I am not aware, particularly on this day, of any justification for my being called upon to make a speech, or of any qualifications for doing so on this occasion which would not have been exhibited more adequately by the other speakers. However, I was asked to say something and I was given no directives as to what to talk about. That is left entirely to my own fancy and resourcefulness. This afternoon will be given to practical business matters and I shall have to introduce the report of your “sous-Comité Culturel”; it is therefore suitable this morning, if I am to speak at all, to make a few observations and general reflections about the value and place of the Fédération of the Alliance Française in contemporary civilisation.

We have all had constantly before our minds, during the last few years, the problem of European unity and co-operation. Various schemes have been advanced by theorists; several modes of organisation are already in being and going through those stages of struggle inevitable when men's minds and habits have to be re-adjusted on a large scale to new situations. With these I am not concerned, but rather with the parallel movement in what is called – I do not like the term very much, but we have to call it something – the cultural field, and with the enhanced consciousness of the importance of all those relations between peoples with which politicians and statesmen are not directly concerned. In particular, more people have begun to be aware of Western Europe as one community and, more dimly, of the need to relate our ideas of the conscious unity which we desire, to deeper feelings of cultural kinship which struggle against equally rooted habits of local feeling and behaviour. Again, I shall not here allow myself, in consideration of the various questions in which I am personally interested, to talk about those organisations which have been formed for developing the consciousness of the fundamental identities of culture between, in particular, the peoples of Europe as a whole. I only want to touch here upon two conditions which seem to me necessary to keep in mind for the realisation of unity between France and England.

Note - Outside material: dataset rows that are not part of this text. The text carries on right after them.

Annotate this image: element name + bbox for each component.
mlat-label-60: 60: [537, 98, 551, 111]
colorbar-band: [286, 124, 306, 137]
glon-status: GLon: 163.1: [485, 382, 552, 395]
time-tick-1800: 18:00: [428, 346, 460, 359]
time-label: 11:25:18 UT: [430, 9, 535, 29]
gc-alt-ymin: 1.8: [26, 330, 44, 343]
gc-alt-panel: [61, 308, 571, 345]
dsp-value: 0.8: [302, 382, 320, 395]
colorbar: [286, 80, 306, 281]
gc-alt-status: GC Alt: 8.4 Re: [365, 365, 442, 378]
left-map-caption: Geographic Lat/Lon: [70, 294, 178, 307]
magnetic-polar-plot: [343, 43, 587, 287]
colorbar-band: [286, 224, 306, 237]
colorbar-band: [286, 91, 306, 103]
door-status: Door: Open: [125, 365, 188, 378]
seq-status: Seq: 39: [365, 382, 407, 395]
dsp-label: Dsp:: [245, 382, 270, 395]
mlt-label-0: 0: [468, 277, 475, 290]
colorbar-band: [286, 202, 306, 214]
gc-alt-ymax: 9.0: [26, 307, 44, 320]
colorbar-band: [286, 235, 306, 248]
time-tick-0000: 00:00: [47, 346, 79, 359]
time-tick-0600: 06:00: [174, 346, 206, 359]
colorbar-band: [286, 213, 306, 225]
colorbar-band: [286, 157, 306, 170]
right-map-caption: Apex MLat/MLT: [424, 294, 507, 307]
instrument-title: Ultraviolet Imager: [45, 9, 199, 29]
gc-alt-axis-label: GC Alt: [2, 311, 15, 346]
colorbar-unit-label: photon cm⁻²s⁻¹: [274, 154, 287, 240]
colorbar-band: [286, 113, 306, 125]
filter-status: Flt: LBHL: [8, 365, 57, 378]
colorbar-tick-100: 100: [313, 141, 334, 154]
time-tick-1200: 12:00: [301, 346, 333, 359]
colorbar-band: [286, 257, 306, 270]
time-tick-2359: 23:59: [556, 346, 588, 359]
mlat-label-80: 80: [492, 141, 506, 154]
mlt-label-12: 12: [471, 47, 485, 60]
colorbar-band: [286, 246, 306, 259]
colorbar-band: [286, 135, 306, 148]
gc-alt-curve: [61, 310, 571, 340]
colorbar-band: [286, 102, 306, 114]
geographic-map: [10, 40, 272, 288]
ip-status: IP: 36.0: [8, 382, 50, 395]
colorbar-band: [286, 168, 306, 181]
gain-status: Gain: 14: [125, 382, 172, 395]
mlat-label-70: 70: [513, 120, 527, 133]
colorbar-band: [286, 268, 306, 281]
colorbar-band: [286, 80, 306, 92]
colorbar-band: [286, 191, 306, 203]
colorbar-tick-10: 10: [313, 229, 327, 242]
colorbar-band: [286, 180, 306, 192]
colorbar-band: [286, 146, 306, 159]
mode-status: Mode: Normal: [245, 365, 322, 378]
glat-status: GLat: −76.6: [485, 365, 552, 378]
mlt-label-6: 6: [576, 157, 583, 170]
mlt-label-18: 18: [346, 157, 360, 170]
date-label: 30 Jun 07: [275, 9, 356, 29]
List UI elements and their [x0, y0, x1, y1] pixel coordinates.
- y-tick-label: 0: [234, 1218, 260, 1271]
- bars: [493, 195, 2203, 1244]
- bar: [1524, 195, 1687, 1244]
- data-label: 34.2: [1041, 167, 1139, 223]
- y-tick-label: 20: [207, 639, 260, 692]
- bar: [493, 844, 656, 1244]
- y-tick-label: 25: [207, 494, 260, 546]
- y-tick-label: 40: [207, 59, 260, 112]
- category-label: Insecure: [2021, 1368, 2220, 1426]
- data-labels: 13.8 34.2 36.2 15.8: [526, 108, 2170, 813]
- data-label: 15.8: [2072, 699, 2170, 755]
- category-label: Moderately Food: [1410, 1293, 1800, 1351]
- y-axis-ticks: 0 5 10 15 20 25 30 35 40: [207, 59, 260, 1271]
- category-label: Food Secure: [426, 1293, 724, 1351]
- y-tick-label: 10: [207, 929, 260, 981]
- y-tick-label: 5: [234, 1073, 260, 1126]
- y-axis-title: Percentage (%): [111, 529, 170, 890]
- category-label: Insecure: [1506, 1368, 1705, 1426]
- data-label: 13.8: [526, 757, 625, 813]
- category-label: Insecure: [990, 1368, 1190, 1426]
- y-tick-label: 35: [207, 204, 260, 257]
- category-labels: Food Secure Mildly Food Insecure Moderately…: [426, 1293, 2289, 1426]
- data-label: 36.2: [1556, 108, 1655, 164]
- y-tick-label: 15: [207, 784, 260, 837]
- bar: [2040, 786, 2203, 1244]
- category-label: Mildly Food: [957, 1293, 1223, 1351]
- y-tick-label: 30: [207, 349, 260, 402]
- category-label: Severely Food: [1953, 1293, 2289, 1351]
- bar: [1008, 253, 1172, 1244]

The first is, simply, that to be a “good European” does not seem to me to require any diminution of local and national loyalties or, on the part of any people and language, of any abatement of self-esteem. It seems to me on the whole a very good thing that each people, in a family of nations such as that of Western Europe, should regard itself as in some respect superior to all the others. This makes for good and even affectionate relations. To be able to regard oneself as superior in some respect to somebody else makes it easier to get on with them. I say “in some respect”, for the effect of close relations with another culture ought to be to make one more critical of one's own, more conscious of it in such a way as to see more clearly its defects and weaknesses as well as its merits and strength.